Olguların %1-8’i ilk tanı anında yüksek dereceli özellikler gösteren primer
anaplastik tümörlerdir. Önceden düşük dereceli olan gangliogliomların
%2-14, 5 kadarının izlemde yüksek dereceli gangliogliomaya dönüştüğü
(sekonder anaplastik ganglioglioma) bildirilmiştir. Ganglioglioma
çocuklarda ve genç erişkinlerde daha sık görülürken anaplastik
ganglioglioma genç ve orta yaşlı erişkinlerde daha sık bildirilmiştir.
Yöntem: Düşük dereceli glioma radyolojik tanısı ile 14 yıl izlem sonrası
anaplastik özellikler gösteren frontal yerleşimli ganglioglioma olgusu
sunuldu.
Bulgular: On dört yıl önce baş ağrısı nedeniyle incelenirken sağ frontal
perisylvian düşük dereceli gliomla uyumlu bir lezyon saptanan ve başka
bir merkezde patolojik tanı olmaksızın izlem önerilen 51 yaşında kadın
hastanın on yılı aşkın süredir kontrole gitmediği ve 1 aydır sol tarafında
güçsüzlük yakınması başladığı öğrenildi. Muayenesinde solda 4/5 kas
gücüyle giden hemiparezi ve vücut sol yarısında hemihipoestezi saptandı.
Manyetik rezonans görüntüleme incelemesinde sağ frontal kitlenin 14 ve
13 yıl önceki tetkiklere göre büyüdüğü ve daha önce kontrast madde ile
boyanmazken boyanır hale geldiği izlendi. Kitlenin çevresinde ödem alanı
vardı. Diff üzyon ağırlıklı incelemede kitlede belirgin kısıtlanma ve düşük
ADC değerleri olmadığı izlendi ve yüksek dereceli glial tümör düşünüldü.

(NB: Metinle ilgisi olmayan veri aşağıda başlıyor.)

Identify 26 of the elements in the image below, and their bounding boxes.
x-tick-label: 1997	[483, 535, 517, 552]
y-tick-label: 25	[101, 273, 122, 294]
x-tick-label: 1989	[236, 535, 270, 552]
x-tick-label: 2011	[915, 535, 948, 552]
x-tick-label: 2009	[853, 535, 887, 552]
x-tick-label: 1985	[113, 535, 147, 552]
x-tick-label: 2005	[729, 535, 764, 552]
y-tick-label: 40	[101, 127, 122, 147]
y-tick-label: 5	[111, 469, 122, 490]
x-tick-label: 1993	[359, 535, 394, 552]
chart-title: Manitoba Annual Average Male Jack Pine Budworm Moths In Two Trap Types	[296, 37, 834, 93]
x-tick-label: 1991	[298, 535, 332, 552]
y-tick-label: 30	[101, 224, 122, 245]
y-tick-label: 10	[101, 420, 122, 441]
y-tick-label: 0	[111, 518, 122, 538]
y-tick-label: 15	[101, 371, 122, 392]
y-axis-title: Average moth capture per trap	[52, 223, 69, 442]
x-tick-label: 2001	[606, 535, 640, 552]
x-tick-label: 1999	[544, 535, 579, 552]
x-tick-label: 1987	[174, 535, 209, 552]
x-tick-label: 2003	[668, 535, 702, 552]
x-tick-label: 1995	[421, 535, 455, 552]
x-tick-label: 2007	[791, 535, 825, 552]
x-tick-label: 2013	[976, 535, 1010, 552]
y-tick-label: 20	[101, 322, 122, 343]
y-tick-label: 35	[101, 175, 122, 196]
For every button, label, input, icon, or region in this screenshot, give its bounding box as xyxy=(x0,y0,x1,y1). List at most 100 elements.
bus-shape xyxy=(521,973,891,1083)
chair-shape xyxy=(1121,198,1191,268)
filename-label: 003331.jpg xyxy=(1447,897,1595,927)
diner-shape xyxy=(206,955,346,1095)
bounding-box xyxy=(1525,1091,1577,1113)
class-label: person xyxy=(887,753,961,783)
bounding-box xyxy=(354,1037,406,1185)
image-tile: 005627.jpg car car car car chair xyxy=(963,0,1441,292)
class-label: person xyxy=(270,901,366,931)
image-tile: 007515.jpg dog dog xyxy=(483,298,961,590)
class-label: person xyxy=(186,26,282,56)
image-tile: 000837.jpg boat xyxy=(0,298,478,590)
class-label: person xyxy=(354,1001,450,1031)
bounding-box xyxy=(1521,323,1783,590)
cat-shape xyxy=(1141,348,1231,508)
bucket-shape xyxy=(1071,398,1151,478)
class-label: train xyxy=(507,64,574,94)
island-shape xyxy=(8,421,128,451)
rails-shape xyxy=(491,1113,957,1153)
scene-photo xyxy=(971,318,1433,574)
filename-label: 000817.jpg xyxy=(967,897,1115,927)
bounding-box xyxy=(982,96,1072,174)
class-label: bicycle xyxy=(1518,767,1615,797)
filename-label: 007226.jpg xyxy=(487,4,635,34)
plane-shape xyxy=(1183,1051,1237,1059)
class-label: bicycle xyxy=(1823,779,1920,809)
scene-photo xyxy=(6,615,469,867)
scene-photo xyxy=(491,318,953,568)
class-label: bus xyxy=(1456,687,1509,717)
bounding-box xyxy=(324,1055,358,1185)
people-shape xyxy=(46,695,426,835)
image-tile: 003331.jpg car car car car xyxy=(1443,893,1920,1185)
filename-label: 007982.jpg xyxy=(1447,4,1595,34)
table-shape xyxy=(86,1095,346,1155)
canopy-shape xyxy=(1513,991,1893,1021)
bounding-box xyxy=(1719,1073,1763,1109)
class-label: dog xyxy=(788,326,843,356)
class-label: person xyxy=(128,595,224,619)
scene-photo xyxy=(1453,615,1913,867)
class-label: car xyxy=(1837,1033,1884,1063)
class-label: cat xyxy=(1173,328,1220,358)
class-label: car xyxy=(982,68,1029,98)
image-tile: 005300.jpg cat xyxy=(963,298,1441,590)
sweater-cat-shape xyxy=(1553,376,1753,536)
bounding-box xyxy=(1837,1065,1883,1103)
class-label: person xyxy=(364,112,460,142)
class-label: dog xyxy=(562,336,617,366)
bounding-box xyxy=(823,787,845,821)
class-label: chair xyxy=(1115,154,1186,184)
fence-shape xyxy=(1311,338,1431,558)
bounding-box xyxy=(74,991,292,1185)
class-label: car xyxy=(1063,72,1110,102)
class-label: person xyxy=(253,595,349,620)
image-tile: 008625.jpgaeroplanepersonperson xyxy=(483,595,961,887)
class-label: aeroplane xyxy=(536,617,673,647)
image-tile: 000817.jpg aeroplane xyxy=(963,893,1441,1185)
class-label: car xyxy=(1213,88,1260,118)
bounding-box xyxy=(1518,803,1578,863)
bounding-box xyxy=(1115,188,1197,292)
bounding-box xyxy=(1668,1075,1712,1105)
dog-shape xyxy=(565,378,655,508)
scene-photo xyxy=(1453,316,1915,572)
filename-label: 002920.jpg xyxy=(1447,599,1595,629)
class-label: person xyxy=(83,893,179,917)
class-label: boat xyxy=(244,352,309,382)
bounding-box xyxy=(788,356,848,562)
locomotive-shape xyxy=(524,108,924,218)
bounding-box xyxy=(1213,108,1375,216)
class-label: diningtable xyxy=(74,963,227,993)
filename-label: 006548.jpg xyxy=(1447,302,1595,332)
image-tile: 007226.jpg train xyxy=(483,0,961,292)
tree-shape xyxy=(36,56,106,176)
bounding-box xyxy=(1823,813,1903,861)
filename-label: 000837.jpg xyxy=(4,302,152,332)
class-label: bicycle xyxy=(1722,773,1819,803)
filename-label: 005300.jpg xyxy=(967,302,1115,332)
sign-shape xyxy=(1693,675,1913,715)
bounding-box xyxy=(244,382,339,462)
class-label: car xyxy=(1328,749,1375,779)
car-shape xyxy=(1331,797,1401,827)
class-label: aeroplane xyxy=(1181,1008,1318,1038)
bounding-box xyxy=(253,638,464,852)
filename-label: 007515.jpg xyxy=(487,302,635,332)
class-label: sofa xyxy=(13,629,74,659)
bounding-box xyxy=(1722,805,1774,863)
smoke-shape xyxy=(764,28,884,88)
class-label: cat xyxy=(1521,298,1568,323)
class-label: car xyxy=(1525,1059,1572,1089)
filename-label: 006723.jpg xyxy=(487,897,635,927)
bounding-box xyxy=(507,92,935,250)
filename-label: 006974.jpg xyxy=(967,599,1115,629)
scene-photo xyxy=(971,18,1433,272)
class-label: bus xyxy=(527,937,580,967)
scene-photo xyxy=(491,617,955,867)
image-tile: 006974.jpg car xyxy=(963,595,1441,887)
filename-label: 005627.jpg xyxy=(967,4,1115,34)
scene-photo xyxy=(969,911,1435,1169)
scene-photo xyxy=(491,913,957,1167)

Kitle subtotal olarak çıkarıldı. Girişim sonrası nörolojik tabloda değişme
olmadı. Patolojik inceleme sonucu glial komponentinde nekroz ve
mikrovasküler proliferasyon gibi malignite özellikleri izlenen ve Ki-67
indeksi en yoğun olduğu alanlarda %2-3 olarak saptanan, neoplastik
ganglion hücrelerinin de eşlik ettiği anaplastik ganglioglioma tanısı
kondu. Tümörün anaplazi özellikleri taşıması nedeniyle radyoterapi
uygulandı. Cerrahi girişimden 3, 5 ay ve radyoterapinin sonlanmasından
1, 5 ay sonra hastanın yakınması yoktu.
Tartışma: Düşük dereceli ganglioglioma iyi gidişli bir tümör olsa da %2-14,
5 olguda zamanla kendiliğinden ya da radyoterapi sonrası yüksek dereceli
tümöre dönüşebilir. Tümörün total çıkarılması, tümör derecesi ile birlikte
prognozda etkili en önemli faktördür. Yüksek dereceli gangliogliomlarda hastalığın gidişi tümörün total çıkarılıp çıkarılmamasına ve anaplazinin
derecesine bağlıdır.
Görüntüleme özellikleriyle düşük dereceli glial tümör olarak
değerlendirilen beyin tümörlerinin tedavisiz izlenmesi yerine patolojik
tanılarının konması ve mümkünse total çıkarılması önerilir.